Chorei unicamente. Todos os jovens, todos os rapazes. Então um dia fui ao
cemitério de Anzio e vi aqueles jovens que tinham desembarcado em Anzio. Todos
jovens! E eu chorei lá, outra vez. Choro diante disto. Há dois anos, penso que,
quando houve a comemoração do desembarque na Normandia, vi os chefes de
governo, houve um encontro... eles estavam a comemorar isto. Mas por que não
comemoramos todos nós os 30.000 soldados que morreram na praia da Normandia? A
guerra cresce com a vida dos nossos filhos, dos nossos jovens. É por isso que
digo que a guerra é uma monstruosidade! Vamos a estes cemitérios que são
precisamente a vida desta memória. Pensemos naquela cena que está escrita:
barcos a chegar à Normandia, abriam-se, saltavam fora com os fuzis os jovens e
os alemães... (ndr o Santo Padre imita o gesto de disparar).
30.000, na praia.
Lorena Bianchetti: Isso leva-me precisamente à
corrida aos armamentos, a este tema. Um argumento que já abordou muitas vezes,
e talvez nem sempre lhe tenha sido dada a ênfase certa. Pois disse que, nos
últimos tempos, se investiu mais em armas do que em educação ou formação. Por
que os seres humanos não aprenderam com o passado e continuam a usar armas para
resolver os seus problemas?
Santo Padre: Eu compreendo os governantes que
compram armas, compreendo-os. Não os justifico, mas compreendo-os. Porque temos
de nos defender, porque [é] o esquema cainista de guerra. Se fosse um esquema
de paz, isto não seria necessário. Mas vivemos com este esquema demoníaco, [que
diz] para nos matarmos uns aos outros por causa do poder, por causa da
segurança, por causa de muitas coisas. Mas penso nas guerras ocultas, que
ninguém vê, que estão longe de nós. Tantas. Porquê? Para explorar? Esquecemos a
linguagem da paz: esquecemo-nos dela. Fala-se de paz. As Nações Unidas fizeram
tudo, mas não tiveram êxito. Regresso ao Calvário. Lá Jesus fez tudo. Ele
tentou com piedade, com benevolência, convencer os líderes e [em vez disso]

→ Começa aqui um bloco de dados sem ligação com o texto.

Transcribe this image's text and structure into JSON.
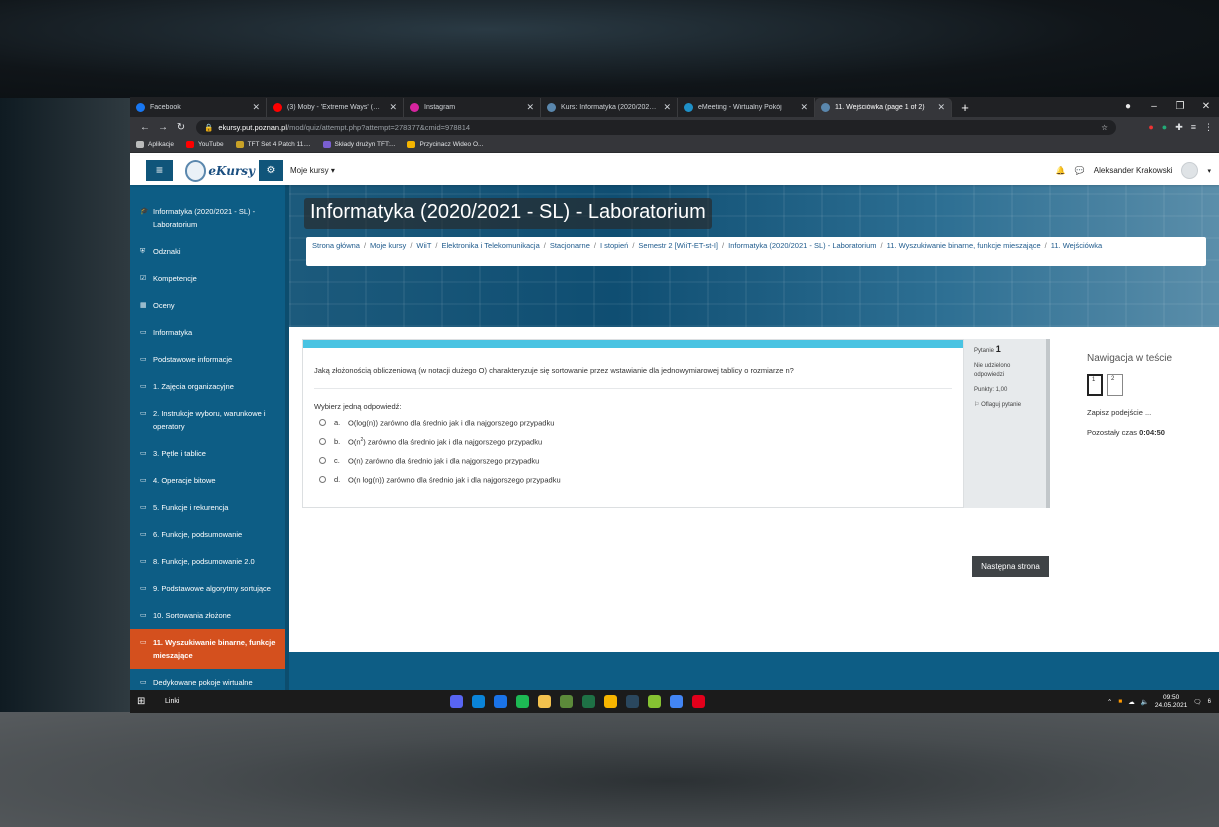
{
  "tabs": [
    {
      "title": "Facebook",
      "color": "#1877f2"
    },
    {
      "title": "(3) Moby - 'Extreme Ways' (Offici",
      "color": "#ff0000"
    },
    {
      "title": "Instagram",
      "color": "#d6249f"
    },
    {
      "title": "Kurs: Informatyka (2020/2021 - S",
      "color": "#5a87ad"
    },
    {
      "title": "eMeeting - Wirtualny Pokój",
      "color": "#1e90c8"
    },
    {
      "title": "11. Wejściówka (page 1 of 2)",
      "color": "#5a87ad"
    }
  ],
  "address": {
    "host": "ekursy.put.poznan.pl",
    "path": "/mod/quiz/attempt.php?attempt=278377&cmid=978814"
  },
  "bookmarks": [
    {
      "label": "Aplikacje",
      "color": "#bbbbbb"
    },
    {
      "label": "YouTube",
      "color": "#ff0000"
    },
    {
      "label": "TFT Set 4 Patch 11....",
      "color": "#c9a227"
    },
    {
      "label": "Składy drużyn TFT:...",
      "color": "#7a5fd1"
    },
    {
      "label": "Przycinacz Wideo O...",
      "color": "#f4b400"
    }
  ],
  "navbar": {
    "logo_text": "eKursy",
    "my_courses": "Moje kursy ▾",
    "user_name": "Aleksander Krakowski"
  },
  "sidebar": {
    "items": [
      {
        "icon": "graduation-cap-icon",
        "glyph": "🎓",
        "label": "Informatyka (2020/2021 - SL) - Laboratorium"
      },
      {
        "icon": "shield-icon",
        "glyph": "⛨",
        "label": "Odznaki"
      },
      {
        "icon": "checkbox-icon",
        "glyph": "☑",
        "label": "Kompetencje"
      },
      {
        "icon": "table-icon",
        "glyph": "▦",
        "label": "Oceny"
      },
      {
        "icon": "folder-icon",
        "glyph": "▭",
        "label": "Informatyka"
      },
      {
        "icon": "folder-icon",
        "glyph": "▭",
        "label": "Podstawowe informacje"
      },
      {
        "icon": "folder-icon",
        "glyph": "▭",
        "label": "1. Zajęcia organizacyjne"
      },
      {
        "icon": "folder-icon",
        "glyph": "▭",
        "label": "2. Instrukcje wyboru, warunkowe i operatory"
      },
      {
        "icon": "folder-icon",
        "glyph": "▭",
        "label": "3. Pętle i tablice"
      },
      {
        "icon": "folder-icon",
        "glyph": "▭",
        "label": "4. Operacje bitowe"
      },
      {
        "icon": "folder-icon",
        "glyph": "▭",
        "label": "5. Funkcje i rekurencja"
      },
      {
        "icon": "folder-icon",
        "glyph": "▭",
        "label": "6. Funkcje, podsumowanie"
      },
      {
        "icon": "folder-icon",
        "glyph": "▭",
        "label": "8. Funkcje, podsumowanie 2.0"
      },
      {
        "icon": "folder-icon",
        "glyph": "▭",
        "label": "9. Podstawowe algorytmy sortujące"
      },
      {
        "icon": "folder-icon",
        "glyph": "▭",
        "label": "10. Sortowania złożone"
      },
      {
        "icon": "folder-icon",
        "glyph": "▭",
        "label": "11. Wyszukiwanie binarne, funkcje mieszające"
      },
      {
        "icon": "folder-icon",
        "glyph": "▭",
        "label": "Dedykowane pokoje wirtualne"
      }
    ]
  },
  "course_title": "Informatyka (2020/2021 - SL) - Laboratorium",
  "breadcrumb": [
    "Strona główna",
    "Moje kursy",
    "WiiT",
    "Elektronika i Telekomunikacja",
    "Stacjonarne",
    "I stopień",
    "Semestr 2 [WiiT-ET-st-I]",
    "Informatyka (2020/2021 - SL) - Laboratorium",
    "11. Wyszukiwanie binarne, funkcje mieszające",
    "11. Wejściówka"
  ],
  "question": {
    "text": "Jaką złożonością obliczeniową (w notacji dużego O) charakteryzuje się sortowanie przez wstawianie dla jednowymiarowej tablicy o rozmiarze n?",
    "prompt": "Wybierz jedną odpowiedź:",
    "options": [
      {
        "letter": "a.",
        "pre": "O(log(n))",
        "sup": "",
        "post": " zarówno dla średnio jak i dla najgorszego przypadku"
      },
      {
        "letter": "b.",
        "pre": "O(n",
        "sup": "2",
        "post": ") zarówno dla średnio jak i dla najgorszego przypadku"
      },
      {
        "letter": "c.",
        "pre": "O(n)",
        "sup": "",
        "post": " zarówno dla średnio jak i dla najgorszego przypadku"
      },
      {
        "letter": "d.",
        "pre": "O(n log(n))",
        "sup": "",
        "post": " zarówno dla średnio jak i dla najgorszego przypadku"
      }
    ]
  },
  "qinfo": {
    "label": "Pytanie",
    "number": "1",
    "status": "Nie udzielono odpowiedzi",
    "points": "Punkty: 1,00",
    "flag": "Oflaguj pytanie"
  },
  "quiz_nav": {
    "title": "Nawigacja w teście",
    "buttons": [
      "1",
      "2"
    ],
    "save_link": "Zapisz podejście ...",
    "timer_label": "Pozostały czas",
    "timer_value": "0:04:50"
  },
  "next_button": "Następna strona",
  "taskbar": {
    "search": "Linki",
    "apps": [
      "#5865f2",
      "#0a84d8",
      "#1a73e8",
      "#1db954",
      "#f2c14e",
      "#5c8a3a",
      "#1e7145",
      "#f7b500",
      "#2a475e",
      "#86c232",
      "#4285f4",
      "#e3001b"
    ],
    "time": "09:50",
    "date": "24.05.2021",
    "notif_count": "6"
  }
}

não: guerra, guerra, guerra contra ele! Por mansidão, opõem-se à guerra pela
segurança. “É melhor que um homem morra pelo povo”, diz o sumo sacerdote,
porque, ao contrário, os romanos virão. E a guerra.
Lorena Bianchetti: Então faço uma ligação com o que
estava a dizer. Há pouco falámos sobre as mulheres aos pés da cruz. Mas a
propósito dos homens que têm poder. Na época havia Pilatos, Herodes, Caifás.
Todos eles poderiam ter salvo uma pessoa inocente, mas não o fizeram:
preferiram não enfrentar o risco da verdade. Essas pessoas morreram, mas a sua
forma de fazer as coisas continua a ser atual. Porque não temos a coragem de
escolher este bem e de defender o Homem que nos tinha simplesmente pedido para
nos amarmos uns aos outros?
Santo Padre: Há uma mulher no Evangelho sobre
a qual não se fala muito – um pouco en passant, diz-se – é a esposa
de Pilatos. Ela compreendeu alguma coisa. Diz ao marido: “Não te
envolvas com este homem justo”. Mas Pilatos não a ouve, “coisas de
mulher”. Mas esta mulher, que passa inesperada, sem força no Evangelho,
compreendeu o drama lá de longe. Porquê? Talvez ela fosse mãe, tinha essa
intuição de mulher. “Toma cuidado para que não te enganem”. Quem? O
poder. O poder que é capaz de mudar a opinião das pessoas de domingo para
sexta-feira. O Hosana de domingo torna-se o Crucifica-o!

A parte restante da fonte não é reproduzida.